Mas Laura decidiu não permanecer mais solitária. Começou a fazer acompanhamento com uma psicóloga da igreja e depois no SUS. Aos poucos, após muitas lágrimas, colocou para fora o que vivia e sentia. Devagar, a impotência foi dando lugar à coragem. Em uma noite em que esqueceu de trancar a porta do quarto onde dormia todos os dias com o filho, o marido entrou e a agrediu com um golpe de faca na coxa e um soco no rosto. Ela não se calou.
Era 2012 e o boletim de ocorrência que Laura fez foi um dos 584 registrados naquele ano por lesão corporal dentro da própria casa. Ano passado foram 532 casos. Ou seja, a cada três dias, duas mulheres sofrem violência dentro de casa em Blumenau. As ameaças que o marido fazia também entram para as estatísticas de agressão, mas psicológica. Na cidade, em 2017, foram 1.156 relatos desse tipo aos policiais, um aumento de 10% em relação a 2013.
Laura teve que voltar à Delegacia da Mulher mais de cinco vezes – frustrou-se em algumas ocasiões pelo descaso do policial que a atendeu, que a orientou a deixar a casa com o filho. A medida protetiva saiu apenas em 2016, quando o marido tentou golpeá-la com uma faca pelas costas. O oficial de Justiça o obrigou a deixar a residência. Ele colocou três peças de roupa dentro de um saco plástico e disse que voltaria no dia seguinte.
Pedido de socorro
No ano passado, 102 mulheres vítimas de violência foram atendidas nos Creas. São casos ainda mais graves, que viraram processos judiciais e têm algum avanço, como o de acompanhamento assistencial e psicológico. O número de homens autores de violência atendidos nesses locais foi 147.
Segundo Sheila e Ricardo, mulheres que passam por algum tipo de violência dentro de casa podem pedir ajuda ao município através dos Centro de Referência de Assistência Social (Cras) espalhados pela cidade. Dependendo do caso, a família ou vítima é encaminhada ao Creas, para um atendimento mais especializado.

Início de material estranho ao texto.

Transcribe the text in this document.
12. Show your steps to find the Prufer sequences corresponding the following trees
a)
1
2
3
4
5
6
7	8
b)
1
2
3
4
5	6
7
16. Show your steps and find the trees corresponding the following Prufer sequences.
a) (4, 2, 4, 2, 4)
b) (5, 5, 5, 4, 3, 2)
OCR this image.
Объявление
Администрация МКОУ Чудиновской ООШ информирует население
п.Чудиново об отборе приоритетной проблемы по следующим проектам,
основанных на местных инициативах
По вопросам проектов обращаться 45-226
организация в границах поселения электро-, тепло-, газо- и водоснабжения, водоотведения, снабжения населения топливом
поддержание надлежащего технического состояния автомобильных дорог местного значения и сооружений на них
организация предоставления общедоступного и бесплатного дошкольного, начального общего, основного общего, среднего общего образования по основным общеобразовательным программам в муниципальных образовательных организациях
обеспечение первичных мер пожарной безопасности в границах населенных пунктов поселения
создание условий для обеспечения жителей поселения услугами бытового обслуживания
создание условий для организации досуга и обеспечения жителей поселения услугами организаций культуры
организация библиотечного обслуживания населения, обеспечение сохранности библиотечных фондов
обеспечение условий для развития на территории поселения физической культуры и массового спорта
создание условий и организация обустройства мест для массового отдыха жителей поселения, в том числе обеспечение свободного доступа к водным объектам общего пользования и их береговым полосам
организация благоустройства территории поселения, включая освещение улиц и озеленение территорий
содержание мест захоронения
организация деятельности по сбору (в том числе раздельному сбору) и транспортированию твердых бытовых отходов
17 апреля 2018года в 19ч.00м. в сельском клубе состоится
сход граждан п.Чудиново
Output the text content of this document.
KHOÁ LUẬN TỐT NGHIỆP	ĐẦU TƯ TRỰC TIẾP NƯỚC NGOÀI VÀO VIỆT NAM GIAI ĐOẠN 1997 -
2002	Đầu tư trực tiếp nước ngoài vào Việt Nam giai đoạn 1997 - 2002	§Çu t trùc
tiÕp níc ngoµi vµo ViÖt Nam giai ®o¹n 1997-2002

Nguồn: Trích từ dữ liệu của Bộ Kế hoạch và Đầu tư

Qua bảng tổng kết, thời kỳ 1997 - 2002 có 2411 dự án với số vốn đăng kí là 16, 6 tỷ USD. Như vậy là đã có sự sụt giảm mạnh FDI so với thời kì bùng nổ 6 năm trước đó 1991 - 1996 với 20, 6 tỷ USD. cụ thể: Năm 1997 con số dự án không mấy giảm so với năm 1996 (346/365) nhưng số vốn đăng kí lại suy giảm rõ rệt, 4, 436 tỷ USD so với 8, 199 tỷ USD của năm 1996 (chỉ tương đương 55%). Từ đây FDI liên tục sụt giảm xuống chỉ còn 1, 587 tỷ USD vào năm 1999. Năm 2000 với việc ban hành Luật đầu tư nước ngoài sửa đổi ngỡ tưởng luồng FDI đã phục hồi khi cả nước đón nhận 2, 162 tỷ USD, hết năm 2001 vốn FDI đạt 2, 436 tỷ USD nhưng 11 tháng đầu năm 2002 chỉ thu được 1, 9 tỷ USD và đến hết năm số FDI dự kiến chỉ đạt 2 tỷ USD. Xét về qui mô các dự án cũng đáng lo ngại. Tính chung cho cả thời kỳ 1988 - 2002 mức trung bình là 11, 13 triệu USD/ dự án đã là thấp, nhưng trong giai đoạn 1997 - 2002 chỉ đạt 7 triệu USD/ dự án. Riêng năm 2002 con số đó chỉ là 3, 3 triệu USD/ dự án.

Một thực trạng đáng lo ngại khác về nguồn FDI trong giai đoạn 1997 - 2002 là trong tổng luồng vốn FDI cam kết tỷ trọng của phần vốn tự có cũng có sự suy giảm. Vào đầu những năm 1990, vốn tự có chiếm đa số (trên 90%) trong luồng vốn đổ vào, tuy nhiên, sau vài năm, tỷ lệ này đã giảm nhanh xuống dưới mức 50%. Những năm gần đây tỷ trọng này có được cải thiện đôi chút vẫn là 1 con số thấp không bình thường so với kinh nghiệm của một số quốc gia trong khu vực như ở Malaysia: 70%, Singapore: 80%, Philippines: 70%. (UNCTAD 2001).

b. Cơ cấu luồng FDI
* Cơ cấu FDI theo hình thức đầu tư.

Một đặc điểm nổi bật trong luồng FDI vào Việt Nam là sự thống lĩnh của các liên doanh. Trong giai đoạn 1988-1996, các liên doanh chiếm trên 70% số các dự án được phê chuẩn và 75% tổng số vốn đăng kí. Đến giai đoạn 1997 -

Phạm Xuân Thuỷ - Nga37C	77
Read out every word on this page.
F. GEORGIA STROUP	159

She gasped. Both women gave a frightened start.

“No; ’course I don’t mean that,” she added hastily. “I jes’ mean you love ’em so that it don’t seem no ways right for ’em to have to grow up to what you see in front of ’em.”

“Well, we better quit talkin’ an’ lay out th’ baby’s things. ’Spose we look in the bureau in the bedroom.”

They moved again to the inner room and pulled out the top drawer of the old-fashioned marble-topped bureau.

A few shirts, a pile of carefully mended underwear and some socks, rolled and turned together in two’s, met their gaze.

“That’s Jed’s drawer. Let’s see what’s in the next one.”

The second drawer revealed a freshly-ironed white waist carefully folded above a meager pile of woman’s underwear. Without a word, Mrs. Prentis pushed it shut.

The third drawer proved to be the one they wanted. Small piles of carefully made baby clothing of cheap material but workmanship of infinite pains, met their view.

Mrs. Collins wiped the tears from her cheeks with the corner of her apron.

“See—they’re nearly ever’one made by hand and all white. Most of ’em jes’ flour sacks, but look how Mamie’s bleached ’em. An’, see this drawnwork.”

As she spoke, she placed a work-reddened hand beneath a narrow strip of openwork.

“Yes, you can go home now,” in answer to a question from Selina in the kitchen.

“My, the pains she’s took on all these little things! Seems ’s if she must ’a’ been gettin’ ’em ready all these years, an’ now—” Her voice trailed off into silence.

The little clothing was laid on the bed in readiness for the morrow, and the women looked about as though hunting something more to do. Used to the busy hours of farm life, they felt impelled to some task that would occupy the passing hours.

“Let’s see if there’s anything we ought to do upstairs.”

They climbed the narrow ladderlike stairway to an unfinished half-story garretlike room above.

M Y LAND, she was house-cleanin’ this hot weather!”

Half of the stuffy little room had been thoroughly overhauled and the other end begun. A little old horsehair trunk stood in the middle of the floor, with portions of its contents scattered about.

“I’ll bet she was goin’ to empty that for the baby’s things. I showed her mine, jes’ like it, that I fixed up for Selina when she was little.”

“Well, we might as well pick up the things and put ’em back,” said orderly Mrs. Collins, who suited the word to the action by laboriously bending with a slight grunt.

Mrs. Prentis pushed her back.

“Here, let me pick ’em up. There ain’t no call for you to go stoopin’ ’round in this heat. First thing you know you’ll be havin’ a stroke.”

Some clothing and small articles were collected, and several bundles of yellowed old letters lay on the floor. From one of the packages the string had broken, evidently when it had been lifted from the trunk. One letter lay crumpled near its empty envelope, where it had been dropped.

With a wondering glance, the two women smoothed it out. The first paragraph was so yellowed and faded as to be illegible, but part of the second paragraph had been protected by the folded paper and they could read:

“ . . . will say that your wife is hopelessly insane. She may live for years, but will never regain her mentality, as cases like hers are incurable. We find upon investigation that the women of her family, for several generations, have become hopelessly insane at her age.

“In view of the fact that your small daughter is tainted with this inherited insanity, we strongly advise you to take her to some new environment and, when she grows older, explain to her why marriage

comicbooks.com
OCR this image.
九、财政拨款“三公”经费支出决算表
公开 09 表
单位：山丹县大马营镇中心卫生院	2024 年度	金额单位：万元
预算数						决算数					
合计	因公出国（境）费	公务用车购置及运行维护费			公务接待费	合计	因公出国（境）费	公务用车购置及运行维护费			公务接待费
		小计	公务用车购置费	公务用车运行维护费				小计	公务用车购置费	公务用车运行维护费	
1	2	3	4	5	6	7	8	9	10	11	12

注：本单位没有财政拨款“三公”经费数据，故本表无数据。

Denúncias podem ser feitas gratuitamente pela Central de Atendimento à Mulher no 180. Caso haja agressão, a instrução é acionar a Polícia Militar pelo 190.
“Acordei pra vida”
Depois da medida protetiva, o ex-marido de Laura já tentou entrar na casa diversas vezes. As ameaças pelo portão são de que um dia ele ateará fogo nela e no filho, que hoje tem 15 anos, ou destruir a residência onde ela mora e trabalha como costureira, na região Norte de Blumenau. Foi assim que sustentou o lar durante anos, já que ele nunca ajudou nas contas.
“Ele dizia que nós (ela e o filho) não trabalhávamos e por isso não precisávamos comer”, lembra.
Do primeiro empurrão, logo após o nascimento do menino, até a medida protetiva, Laura diz que apenas sobrevivia. Apesar de ainda temer que o ex-companheiro faça algum mal contra ela e o filho, a costureira tenta esquecer os anos de sofrimento e busca na Justiça mantê-lo sempre afastado:
“No dia que ele foi embora, em janeiro de 2016, eu acordei pra vida. Joguei os cinco antidepressivos que tomava fora. Dei o primeiro passo. Agora isso ficou lá atrás, eu só quero paz”.
Apoio não-governamental
Blumenau tem uma única ONG voltada para as questões feministas. O Instituto Nísia Floresta trabalha em busca de mudanças sociais através de formação, qualificação e palestras tanto para mulheres quanto para homens. A ideia é fortalecer, criar uma rede de apoio entre elas e desconstruir o machismo – nome dado, em resumo, ao pensamento que recusa a igualdade de direitos e deveres entre gêneros, favorecendo o masculino.
“Blumenau ainda é muito machista. Nós temos que lutar muito para que as coisas melhorem”, avalia Rosane Martins, uma das fundadoras do instituto. Ela cita também alguns coletivos que surgiram na cidade nos últimos anos.
Disseminar informações, fazer mulheres e homens perceberem que são agentes de mudanças, é o caminho escolhido por assistentes sociais e essas organizações de apoio para reduzir os casos de violência.
“Só nós sabemos o que é ser mulher, um homem nunca vai saber. Medo é uma palavra que nos acompanha desde que nascemos”, finaliza Rosane.